Я посмотрел на ряд могил, вырытых поточным методом с помощью экскаватора, на измятую траву в тех местах, где устанавливались опорные плиты, на масляный след, на склон, поросший пышно-сочной травой, на деревья внизу и блеск воды, текущей под ними.
- В кого же превратится дед? - спросил я, но не насмешливо, а вполне серьезно.
- Вот видишь! - укоризненно сказала она, поправила указательным пальцем очки на переносице и тоже посмотрела вниз.
Я тоже посмотрел вниз, но ничего нового не увидел.
- Я думаю, в эту траву, - сказал я специально чуть грубовато, чтобы позлить ее, - а потом, если склон не изуродуют новыми могилами, - в деревья и кусты.
- Примитив... - сказала она, закусив губу.
- Ну-ну... - возразил я.
- Никогда не думала, что у моего брата будет такое куцее воображение, - процедила она и впервые за сутки улыбнулась, но улыбка получилась саркастической и совсем ее не красила, потому что ей больше шла серьезность.
Все-таки я ее разозлил.
- Стоит ли волноваться? - спросил я.
- Дело даже не в принципах, - пояснила она.

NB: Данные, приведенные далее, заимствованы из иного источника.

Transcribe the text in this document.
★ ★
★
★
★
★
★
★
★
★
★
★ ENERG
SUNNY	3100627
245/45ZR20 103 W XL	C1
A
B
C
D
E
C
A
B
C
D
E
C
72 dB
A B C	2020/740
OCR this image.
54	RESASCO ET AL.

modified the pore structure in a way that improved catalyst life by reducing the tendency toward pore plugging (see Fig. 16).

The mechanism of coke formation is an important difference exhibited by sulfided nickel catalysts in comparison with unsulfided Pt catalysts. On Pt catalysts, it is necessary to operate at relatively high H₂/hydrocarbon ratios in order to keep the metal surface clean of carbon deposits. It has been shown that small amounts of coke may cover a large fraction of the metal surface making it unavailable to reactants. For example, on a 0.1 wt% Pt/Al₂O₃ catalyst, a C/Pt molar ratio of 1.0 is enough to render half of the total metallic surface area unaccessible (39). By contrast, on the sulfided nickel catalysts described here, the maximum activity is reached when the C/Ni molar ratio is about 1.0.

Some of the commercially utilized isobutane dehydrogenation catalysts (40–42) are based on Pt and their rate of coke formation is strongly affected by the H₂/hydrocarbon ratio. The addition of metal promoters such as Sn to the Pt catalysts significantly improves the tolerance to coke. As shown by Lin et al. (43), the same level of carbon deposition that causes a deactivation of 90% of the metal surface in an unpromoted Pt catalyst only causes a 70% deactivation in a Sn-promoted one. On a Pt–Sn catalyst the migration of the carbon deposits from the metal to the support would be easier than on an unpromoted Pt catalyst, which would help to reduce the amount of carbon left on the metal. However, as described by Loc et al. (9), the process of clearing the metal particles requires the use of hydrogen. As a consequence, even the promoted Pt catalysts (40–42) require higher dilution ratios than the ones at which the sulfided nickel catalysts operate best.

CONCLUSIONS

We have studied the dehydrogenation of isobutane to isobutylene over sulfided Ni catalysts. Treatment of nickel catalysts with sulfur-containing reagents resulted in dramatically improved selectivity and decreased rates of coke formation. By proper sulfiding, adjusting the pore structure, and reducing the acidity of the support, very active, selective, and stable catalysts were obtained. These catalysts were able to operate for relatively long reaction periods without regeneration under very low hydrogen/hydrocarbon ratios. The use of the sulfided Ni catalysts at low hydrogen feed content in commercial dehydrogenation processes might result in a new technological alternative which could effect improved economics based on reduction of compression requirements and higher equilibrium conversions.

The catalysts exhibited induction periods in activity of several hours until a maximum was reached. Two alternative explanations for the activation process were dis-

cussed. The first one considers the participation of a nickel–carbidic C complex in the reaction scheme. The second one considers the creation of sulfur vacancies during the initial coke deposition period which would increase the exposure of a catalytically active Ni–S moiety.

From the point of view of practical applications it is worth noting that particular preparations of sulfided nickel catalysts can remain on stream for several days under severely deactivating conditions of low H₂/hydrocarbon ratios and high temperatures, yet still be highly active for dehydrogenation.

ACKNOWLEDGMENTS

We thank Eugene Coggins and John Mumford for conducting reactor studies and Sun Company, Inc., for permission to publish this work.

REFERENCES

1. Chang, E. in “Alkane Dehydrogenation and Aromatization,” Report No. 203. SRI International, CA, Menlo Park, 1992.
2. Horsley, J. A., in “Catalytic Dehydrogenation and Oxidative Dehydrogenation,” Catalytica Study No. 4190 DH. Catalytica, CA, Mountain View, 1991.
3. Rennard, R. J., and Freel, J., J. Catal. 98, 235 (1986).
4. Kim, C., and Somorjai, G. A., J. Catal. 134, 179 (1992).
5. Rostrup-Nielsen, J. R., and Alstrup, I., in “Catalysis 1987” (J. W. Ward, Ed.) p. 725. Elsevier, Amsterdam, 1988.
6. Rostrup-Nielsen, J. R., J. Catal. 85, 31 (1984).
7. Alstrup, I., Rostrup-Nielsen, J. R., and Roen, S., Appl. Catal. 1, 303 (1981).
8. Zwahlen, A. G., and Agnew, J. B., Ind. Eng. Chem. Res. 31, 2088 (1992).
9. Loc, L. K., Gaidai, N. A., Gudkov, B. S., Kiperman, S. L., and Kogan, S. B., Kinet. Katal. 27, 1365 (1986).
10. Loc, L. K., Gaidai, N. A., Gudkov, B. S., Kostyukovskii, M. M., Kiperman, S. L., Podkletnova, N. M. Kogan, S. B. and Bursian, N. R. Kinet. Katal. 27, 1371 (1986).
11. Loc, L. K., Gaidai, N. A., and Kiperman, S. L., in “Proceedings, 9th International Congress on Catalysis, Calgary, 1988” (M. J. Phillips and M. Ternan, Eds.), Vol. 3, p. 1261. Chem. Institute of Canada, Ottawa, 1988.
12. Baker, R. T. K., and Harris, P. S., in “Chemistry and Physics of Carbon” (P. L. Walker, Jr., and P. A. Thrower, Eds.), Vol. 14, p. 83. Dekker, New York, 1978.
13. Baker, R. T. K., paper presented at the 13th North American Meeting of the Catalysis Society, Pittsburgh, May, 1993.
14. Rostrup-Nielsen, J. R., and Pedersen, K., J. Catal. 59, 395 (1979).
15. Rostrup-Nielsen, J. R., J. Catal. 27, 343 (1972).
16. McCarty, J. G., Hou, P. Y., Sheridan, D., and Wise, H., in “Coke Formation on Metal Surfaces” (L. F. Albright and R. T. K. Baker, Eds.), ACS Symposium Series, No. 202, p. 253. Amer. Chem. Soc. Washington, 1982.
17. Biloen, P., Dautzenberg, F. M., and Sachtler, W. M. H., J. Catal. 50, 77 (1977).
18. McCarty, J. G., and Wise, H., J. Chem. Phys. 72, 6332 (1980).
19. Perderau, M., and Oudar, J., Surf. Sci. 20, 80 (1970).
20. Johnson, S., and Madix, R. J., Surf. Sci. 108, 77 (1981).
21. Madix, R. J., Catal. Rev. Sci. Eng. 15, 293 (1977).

- А в чем? - спросил я, все еще забавляясь.
- Нет... ты не мой брат... - покачала она головой, и глаза ее холодно блестели за стеклами очков.
- Почему же?
- Потому что ты приехал в дом, где люди любят друг друга, а не убивают из-за честолюбия.
Она замолчала, но теперь не смотрела на меня, а лишь на обезображенный склон.
- Черт возьми!
Она меня обескуражила.
- Надо идти.
- Да, надо... - согласился я.
Я думал, что она злится. Но она не злилась.